As Congressional Democrats continue to ramp up the intensity of their impeachment inquiry into President Donald Trump, the House Judiciary Committee on Thursday confirmed it has added one of the nation’s top constitutional law scholars to its ranks.
Joshua Matz, a former law clerk to now-retired Supreme Court Justice Anthony Kennedy, will be joining the panel’s legal team, according to The National Law Journal.
An associate at Kaplan, Hecker & Fink, a boutique New York City litigation law firm, Matz has also clerked for Judge Stephen Reinhardt of the U.S. Court of Appeals for the Ninth Circuit, and U.S. District Judge J. Paul Oetken of the Southern District of New York.
After graduating from Harvard Law School in 2012, Matz quickly established himself as an elite legal mind. David Lat, the founder of the Above the Law website, 2017 described Matz in 2017 as a “legal wunderkind” and “one of the leading legal minds of his generation.” Matz is also an adjunct professor of law at Georgetown Law.
In May 2018, Matz and Harvard Law School professor Laurence Tribe co-authored the book, To End a Presidency: The Power of Impeachment.
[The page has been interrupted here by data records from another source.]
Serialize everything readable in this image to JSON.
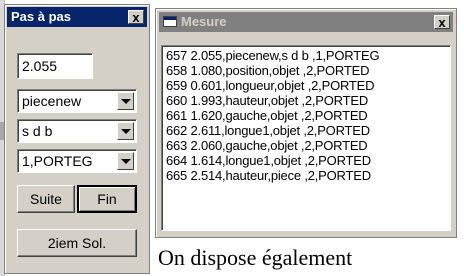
{
  "pas_a_pas": {
    "title": "Pas à pas",
    "close_label": "x",
    "value_field": "2.055",
    "combo1": "piecenew",
    "combo2": "s d b",
    "combo3": "1,PORTEG",
    "suite_label": "Suite",
    "fin_label": "Fin",
    "second_solution_label": "2iem Sol."
  },
  "mesure": {
    "title": "Mesure",
    "close_label": "x",
    "rows": [
      "657 2.055,piecenew,s d b  ,1,PORTEG",
      "658 1.080,position,objet  ,2,PORTED",
      "659 0.601,longueur,objet  ,2,PORTED",
      "660 1.993,hauteur,objet  ,2,PORTED",
      "661 1.620,gauche,objet  ,2,PORTED",
      "662 2.611,longue1,objet  ,2,PORTED",
      "663 2.060,gauche,objet  ,2,PORTED",
      "664 1.614,longue1,objet  ,2,PORTED",
      "665 2.514,hauteur,piece  ,2,PORTED"
    ]
  },
  "bottom_text": "On dispose également"
}
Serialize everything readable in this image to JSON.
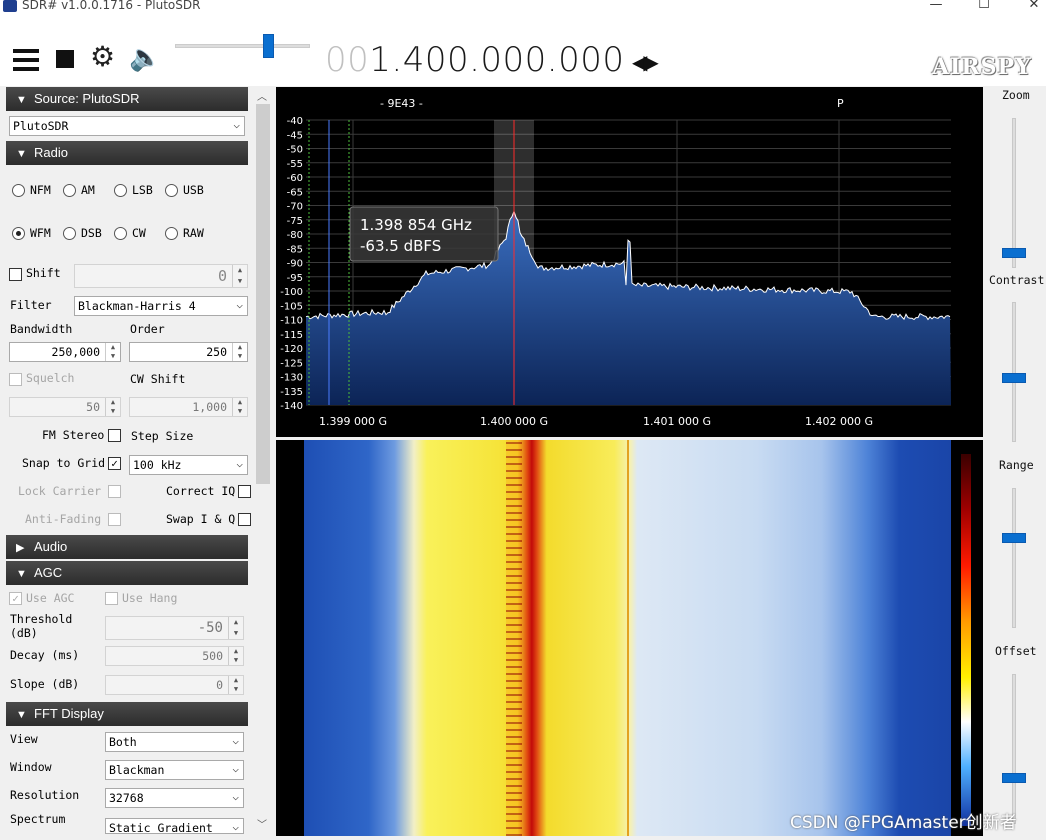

The two also published an award-winning 2014 book on the Supreme Court titled, Uncertain Justice: The Roberts Court and the Constitution.
In a 2018 debate about what constitutes an impeachable offense with Harvard Law professor emeritus Alan Dershowitz, Matz summed up his position of impeachable offenses as follows:
[W]hen the Framers designed the impeachment power, what they really had in mind were offenses by the president, conduct by the president, that imperiled the legitimacy of the democratic system as a whole. And when we look at how they talked about it and what kinds of things they deemed impeachable, which we know include treason and bribery as well as a bigger phrase, high crimes and misdemeanors, you know we see that these types of offenses involve corruption, betrayal, or an abuse of power that subverts core tenets of the U.S. governmental system.